AMeckes · 2025-07-22T19:03:25 1753211005

Good points! any-llm handles the LLM routing, but you can still put it behind your own proxy for centralized control. We just don't force that architectural decision on you. Think of it as composable: use any-llm for provider switching, add nginx/envoy/whatever for rate limiting if you need it.

honorable_coder · 2025-07-22T19:07:06 1753211226

How do I put this behind a proxy? You mean run the module as a containerized service?

But provider switching is built in some of these - and the folks behind envoy built: https://github.com/katanemo/archgw - developers can use an OpenAI client to call any model, offers preference-aligned intelligent routing to LLMs based on usage scenarios that developers can define, and acts as an edge proxy too.

AMeckes · 2025-07-22T19:29:25 1753212565

To clarify: any-llm is just a Python library you import, not a service to run. When I said "put it behind a proxy," I meant your app (which imports any-llm) can run behind a normal proxy setup.

You're right that archgw handles routing at the infrastructure level, which is perfect for centralized control. any-llm simply gives you the option to handle routing in your application code when that makes sense (For example, premium users get Opus-4). We leave the architectural choice to you, whether that's adding a proxy, keeping routing in your app, or using both, or just using any-llm directly.

sparacha · 2025-07-22T20:54:31 1753217671

But you can also use tokens to implement routing decisions in a proxy. You can make RBAC natively available to all agents outside code. The incremental feature work in code vs an out of process server is the trade off. One gets you going super fast the other offers a design choice that (I think) scales a lot better

RussianCow · 2025-07-22T18:53:43 1753210423

You can do all of that without a proxy. Just store the current state in your database or a Redis instance.

honorable_coder · 2025-07-22T19:00:19 1753210819

and managed from among the application servers that are greedily trying to store/retrieve this state? Not to mention you'll have to be in the business of defining, updating and managing the schema, ensuring that upgrades to the db don't break the application servers, etc, etc. The proxy server is the right design decision if you are truly trying to build something production worthy and you want it to scale.

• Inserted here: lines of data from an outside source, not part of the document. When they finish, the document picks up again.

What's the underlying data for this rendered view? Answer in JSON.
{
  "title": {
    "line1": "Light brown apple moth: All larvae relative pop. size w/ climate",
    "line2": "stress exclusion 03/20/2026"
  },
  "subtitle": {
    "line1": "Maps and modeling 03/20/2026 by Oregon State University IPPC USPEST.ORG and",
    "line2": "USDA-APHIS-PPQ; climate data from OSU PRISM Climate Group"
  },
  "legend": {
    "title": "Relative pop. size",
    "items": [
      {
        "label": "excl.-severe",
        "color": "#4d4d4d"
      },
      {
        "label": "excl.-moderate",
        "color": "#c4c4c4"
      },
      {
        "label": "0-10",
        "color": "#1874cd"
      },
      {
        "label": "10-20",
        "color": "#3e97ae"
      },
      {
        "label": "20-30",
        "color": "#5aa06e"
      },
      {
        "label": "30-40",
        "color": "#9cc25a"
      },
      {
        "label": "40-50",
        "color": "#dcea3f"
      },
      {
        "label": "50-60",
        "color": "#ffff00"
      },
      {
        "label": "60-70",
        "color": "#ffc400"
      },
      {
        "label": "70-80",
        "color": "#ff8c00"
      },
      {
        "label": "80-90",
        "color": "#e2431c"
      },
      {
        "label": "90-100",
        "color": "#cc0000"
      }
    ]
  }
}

RussianCow · 2025-07-26T15:29:54 1753543794

> Not to mention you'll have to be in the business of defining, updating and managing the schema, ensuring that upgrades to the db don't break the application servers, etc, etc.

I have to do this already with practically all software I write, so the comexity is already baked in. Sure, if you don't already have a database or cache, maybe a proxy is simpler, but otherwise it's just extra infrastructure you need to manage.

> The proxy server is the right design decision if you are truly trying to build something production worthy and you want it to scale.

I've been doing stuff like the above (not for LLMs but similar use cases) for years "at scale" without issues. But in any case, you need to store state the moment you scale beyond a single proxy server anyway. Plus, most products never achieve a scale where this discussion matters.

honorable_coder · 2025-07-22T18:43:05 1753209785

the people behind envoy proxy built: https://github.com/katanemo/archgw - has the learnings of Envoy but natively designed to process/route prompts to agents and LLMs. Would be curious about your thoughts

honorable_coder · 2025-07-18T20:16:04 1752869764

I see what you are doing there - HLRF for free.

jshchnz · 2025-07-18T20:57:58 1752872278

HLRF? do you mean RLHF?

honorable_coder · 2025-07-18T22:51:56 1752879116

yes yes, i am dyslexic so it shows up a lot more in short responses.